The Tribune investigation went on to report that in 1985, Jordanian Sheikh Jamal Said became the new mosque prayer leader, replacing Ahmed Zaki Hammad who later became the President of ISNA. Sheikh Said was reported to have been inspired by the Muslim Brotherhood, educated at a Saudi Arabian University, and noted for his sermons espousing strict Islamic fundamentalist views and critical of America as “a land of disbelievers.” Part of his salary was paid by the government of Saudi Arabia. Evidence of extremist activity at the mosque under Sheikh Jamal’s directions included:
• Abdullah Azzam, Osama bin Laden’s mentor, visited the mosque in the mid-1980s as part of a national tour to recruit supporters for the Afghan war against the Soviet Union.
• One of the mosque’s eight-member executive committee was Muhammad Salah, a Muslim Brotherhood member who was arrested in Israel in 1993 and has since been identified as a Hamas military commander.
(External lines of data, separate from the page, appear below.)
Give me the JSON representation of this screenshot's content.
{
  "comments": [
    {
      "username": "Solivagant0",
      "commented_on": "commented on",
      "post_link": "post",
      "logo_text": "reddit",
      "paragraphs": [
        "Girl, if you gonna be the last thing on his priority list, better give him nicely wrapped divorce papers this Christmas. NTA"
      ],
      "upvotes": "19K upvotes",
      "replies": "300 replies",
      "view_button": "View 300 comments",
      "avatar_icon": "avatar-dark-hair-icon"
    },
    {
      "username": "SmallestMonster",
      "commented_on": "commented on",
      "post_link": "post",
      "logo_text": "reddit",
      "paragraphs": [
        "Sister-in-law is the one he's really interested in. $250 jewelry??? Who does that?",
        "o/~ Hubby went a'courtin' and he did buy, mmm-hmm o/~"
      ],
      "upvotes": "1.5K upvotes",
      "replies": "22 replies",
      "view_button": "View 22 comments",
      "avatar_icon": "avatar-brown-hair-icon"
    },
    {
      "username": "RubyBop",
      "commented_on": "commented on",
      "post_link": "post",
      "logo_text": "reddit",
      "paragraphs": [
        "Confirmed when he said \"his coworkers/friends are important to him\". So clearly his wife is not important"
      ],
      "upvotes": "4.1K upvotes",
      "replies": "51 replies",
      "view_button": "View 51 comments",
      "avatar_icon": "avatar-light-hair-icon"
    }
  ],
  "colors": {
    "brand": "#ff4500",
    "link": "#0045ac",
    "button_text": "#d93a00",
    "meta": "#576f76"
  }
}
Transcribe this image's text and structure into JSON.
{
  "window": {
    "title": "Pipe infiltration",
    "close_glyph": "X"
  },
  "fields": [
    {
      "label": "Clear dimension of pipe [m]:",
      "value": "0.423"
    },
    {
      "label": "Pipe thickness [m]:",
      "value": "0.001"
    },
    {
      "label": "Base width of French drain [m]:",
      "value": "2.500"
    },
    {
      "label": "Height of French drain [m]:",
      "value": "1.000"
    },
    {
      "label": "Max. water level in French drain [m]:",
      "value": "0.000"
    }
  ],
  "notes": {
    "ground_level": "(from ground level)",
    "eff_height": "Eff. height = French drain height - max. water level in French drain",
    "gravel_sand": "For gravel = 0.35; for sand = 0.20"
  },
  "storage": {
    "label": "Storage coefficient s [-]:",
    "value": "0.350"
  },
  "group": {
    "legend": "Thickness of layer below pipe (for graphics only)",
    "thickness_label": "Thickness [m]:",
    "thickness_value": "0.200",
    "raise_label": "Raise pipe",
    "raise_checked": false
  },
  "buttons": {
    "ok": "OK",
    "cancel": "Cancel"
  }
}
• Sheihk Jamal raised as much as $1 million a year from mosque members which was then sent to overseas Muslim charities. In 2000, he raised money at one national Islamic conference by “asking people to donate in the memory of a Palestinian suicide bomber.”
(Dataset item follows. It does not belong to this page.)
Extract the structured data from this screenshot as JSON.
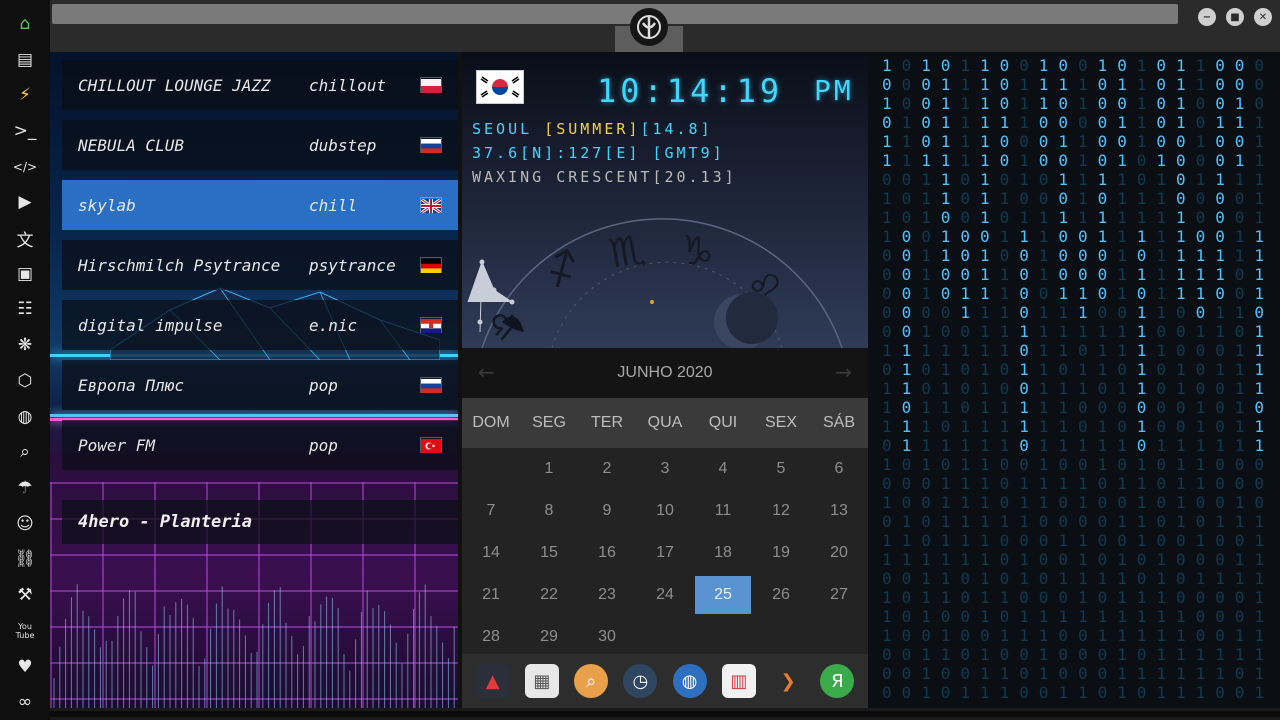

• The mosque donated money to three Islamic charities that have since been identified as involved in financing terrorism—the Holy Land Foundation, Benevolence International, and the Global Relief Foundation.
• Mosque leaders were also leaders of the Al Aqsa Educational Fund, the Quranic Literacy Institute, and the Islamic Association for Palestine, all known to be associated with terrorism.
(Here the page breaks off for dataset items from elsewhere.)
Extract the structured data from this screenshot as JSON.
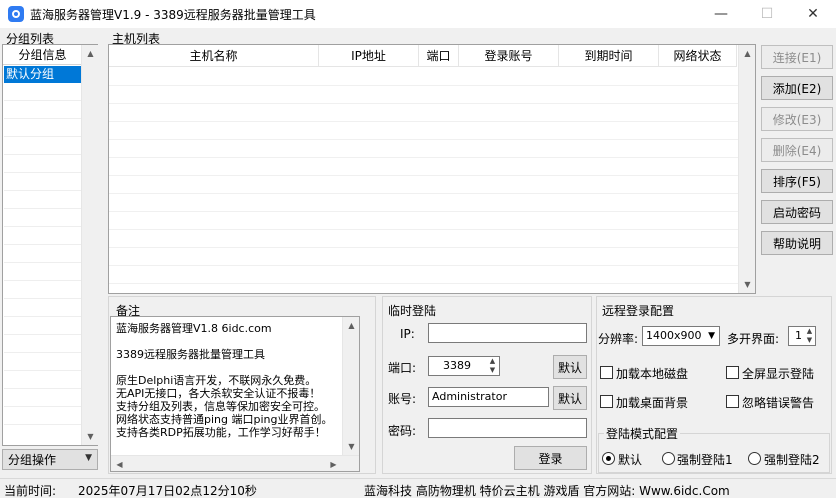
{
  "window": {
    "title": "蓝海服务器管理V1.9 - 3389远程服务器批量管理工具",
    "minimize": "—",
    "maximize": "☐",
    "close": "✕"
  },
  "groups": {
    "section_label": "分组列表",
    "column_header": "分组信息",
    "items": [
      "默认分组"
    ],
    "ops_label": "分组操作"
  },
  "hosts": {
    "section_label": "主机列表",
    "columns": [
      "主机名称",
      "IP地址",
      "端口",
      "登录账号",
      "到期时间",
      "网络状态"
    ]
  },
  "actions": {
    "connect": "连接(E1)",
    "add": "添加(E2)",
    "edit": "修改(E3)",
    "delete": "删除(E4)",
    "sort": "排序(F5)",
    "boot_password": "启动密码",
    "help": "帮助说明"
  },
  "notes": {
    "label": "备注",
    "lines": [
      "蓝海服务器管理V1.8 6idc.com",
      "",
      "3389远程服务器批量管理工具",
      "",
      "原生Delphi语言开发，不联网永久免费。",
      "无API无接口，各大杀软安全认证不报毒！",
      "支持分组及列表，信息等保加密安全可控。",
      "网络状态支持普通ping 端口ping业界首创。",
      "支持各类RDP拓展功能，工作学习好帮手！"
    ]
  },
  "temp_login": {
    "label": "临时登陆",
    "ip_label": "IP:",
    "ip_value": "",
    "port_label": "端口:",
    "port_value": "3389",
    "account_label": "账号:",
    "account_value": "Administrator",
    "password_label": "密码:",
    "password_value": "",
    "default_btn": "默认",
    "login_btn": "登录"
  },
  "remote_config": {
    "label": "远程登录配置",
    "resolution_label": "分辨率:",
    "resolution_value": "1400x900",
    "multi_label": "多开界面:",
    "multi_value": "1",
    "load_disk": "加载本地磁盘",
    "fullscreen": "全屏显示登陆",
    "load_bg": "加载桌面背景",
    "ignore_err": "忽略错误警告",
    "login_mode": {
      "label": "登陆模式配置",
      "options": [
        "默认",
        "强制登陆1",
        "强制登陆2"
      ],
      "selected": "默认"
    }
  },
  "status": {
    "time_label": "当前时间:",
    "time_value": "2025年07月17日02点12分10秒",
    "promo": "蓝海科技 高防物理机 特价云主机 游戏盾 官方网站: Www.6idc.Com"
  },
  "colors": {
    "selection": "#0078d7",
    "app_icon": "#2f7bf2"
  }
}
• In March 2002, the mosque hired a new assistant prayer leader who had run the local office of an Islamic charity until it was closed by the federal government for alleged terrorism ties.
• Sheik Jamal raised $50,000 in May 2003 for Palestinian Sami Al-Arian, a former professor at the University of South Florida who was recently convicted and imprisoned for his support of Palestinian Islamic Jihad. At that time, Sheikh Jamal called Israel “a foreign, malignant and strange element on the blessed land.
• Most of the mosque’s 24 directors belong to the Muslim American Society (MAS) are known to be strongly associated with the Muslim Brotherhood. The mosque vice president runs the society’s local chapter of the MAS.
As of the time the article was written, Sheikh Jamal was still leader of the mosque and continued to espouse fundamentalist views, calling for an Islamic state, praising the views of Muslim Brotherhood ideologue Savid Qtub, and stating that women should not travel long distances without chaperones. The evening prayers at the mosque have reportedly grown to 2000 worshippers and the mosque community is said to be “more conservative than ever.”